I like this a lot because it’s hard work (for me) and it gives surprising results (for me). It’s a bit similar to live coding, if you’ve heard about that, but with a less sophisticated approach, I suppose. It’s more like manual labour than coding. Typing hundreds of numbers and letters by hand, instead of telling the computer to do it. You have to do it “by hand” which opens up for different mistakes compared to when it’s automatized. Which leads to surprises, which leads to new approaches.

I am not in full control, nor do I want to be. Or, more correctly, I don’t think I can be. I agree with the media theorist Friedrich Kittler’s ideas that we can never fully grasp or relate to what a computer is, and how it works. It is a thing on its own, and it deserves respect for what it is. We should not say that it has certain intended uses – like a “game computer” – because that is just semantic violence that in the long run reinforces the material censorship of Turing complete machines into crippled computers, like smartphones.

I think that whatever we use these things we call computers for, is okay. And most of us have odd solutions to make technology do what we want, even if we are not programmers. Olia Lialina calls it a Turing complete user – s/he who figures out how to copy­paste text in Windows through Notepad to remove the formatting, or perhaps how to make Microsoft Word not fuck up your whole text.

What I mean is: even if I make sounds that people say “go beyond the capabilities of the machine”, I don’t see myself as the inventor of those sounds, nor do I think that they go beyond the machine. They were always there, just like Heidegger would say that the statue was already inside the stone before the stone carver brought it forth.

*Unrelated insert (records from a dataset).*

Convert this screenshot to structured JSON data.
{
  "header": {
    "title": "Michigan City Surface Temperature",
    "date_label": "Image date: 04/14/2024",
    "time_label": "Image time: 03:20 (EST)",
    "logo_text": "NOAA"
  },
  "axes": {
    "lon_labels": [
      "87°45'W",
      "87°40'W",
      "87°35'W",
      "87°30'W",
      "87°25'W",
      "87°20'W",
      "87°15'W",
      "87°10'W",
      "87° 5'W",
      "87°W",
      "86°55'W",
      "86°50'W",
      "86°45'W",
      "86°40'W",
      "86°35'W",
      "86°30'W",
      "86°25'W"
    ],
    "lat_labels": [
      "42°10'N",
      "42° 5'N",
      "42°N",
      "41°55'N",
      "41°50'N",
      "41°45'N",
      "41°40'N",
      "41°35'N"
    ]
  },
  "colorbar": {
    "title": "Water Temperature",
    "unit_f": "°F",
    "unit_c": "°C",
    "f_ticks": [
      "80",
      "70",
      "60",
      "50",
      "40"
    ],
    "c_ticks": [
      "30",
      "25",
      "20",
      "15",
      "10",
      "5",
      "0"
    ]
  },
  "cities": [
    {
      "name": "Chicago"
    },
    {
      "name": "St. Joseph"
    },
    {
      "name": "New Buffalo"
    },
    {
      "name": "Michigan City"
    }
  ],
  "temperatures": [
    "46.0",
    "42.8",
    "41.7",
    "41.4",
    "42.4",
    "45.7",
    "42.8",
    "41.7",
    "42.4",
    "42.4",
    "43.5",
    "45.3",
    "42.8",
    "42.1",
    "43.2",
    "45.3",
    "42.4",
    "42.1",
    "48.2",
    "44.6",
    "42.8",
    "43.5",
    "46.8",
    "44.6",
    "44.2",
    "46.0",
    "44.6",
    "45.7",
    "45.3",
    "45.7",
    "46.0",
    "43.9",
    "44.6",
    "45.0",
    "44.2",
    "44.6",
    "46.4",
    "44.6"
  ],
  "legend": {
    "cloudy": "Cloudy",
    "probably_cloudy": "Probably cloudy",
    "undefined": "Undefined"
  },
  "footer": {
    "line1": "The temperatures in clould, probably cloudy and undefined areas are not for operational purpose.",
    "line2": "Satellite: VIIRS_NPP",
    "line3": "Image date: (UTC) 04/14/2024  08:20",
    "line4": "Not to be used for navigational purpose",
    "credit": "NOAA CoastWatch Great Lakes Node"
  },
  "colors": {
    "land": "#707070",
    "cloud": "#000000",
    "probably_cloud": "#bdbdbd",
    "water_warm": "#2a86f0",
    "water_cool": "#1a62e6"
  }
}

Yeah, I suppose it’s some sort of super­essentialist point of view, and I’m not sure what to make of it to be honest. But I like how it mystifies technology, rather than mystifiying human “creativity”. The re­mystification of technology is great, and the demystification of the author is important. What if the author is just doing stuff, and not fantastic art? What if it’s just work?

My Dataslav performance plays with this question. I sit in a gallery, and people tell me what kind of song they want, and I have to fulfil their wish in no more than 15 minutes. I turn myself into a medium, or perhaps more correctly: a medium worker. I mediate what other people want, but it takes skills and effort to do it. It’s perhaps craft, not art. Or maybe it’s just work. Work that I don’t get paid to do, like so many other “cultural” workers in the digital arts sector.

If the potentials are already present in the technology, and we humans are there to bring it forth, that kind of changes things, doesn’t it? We don’t really produce things by adding more stuff to it. We are more like removing things. Subtraction rather than addition.

And if that’s the case, then it’s obviously much better to use something where we don’t need to subtract so much to make something that most people didn’t already do. If everything is possible, which some people still believe to be the case with some technologies, then that’s a whole lot of stuff to delete to get to the good stuff!

So, start deleting. It’s our only hope.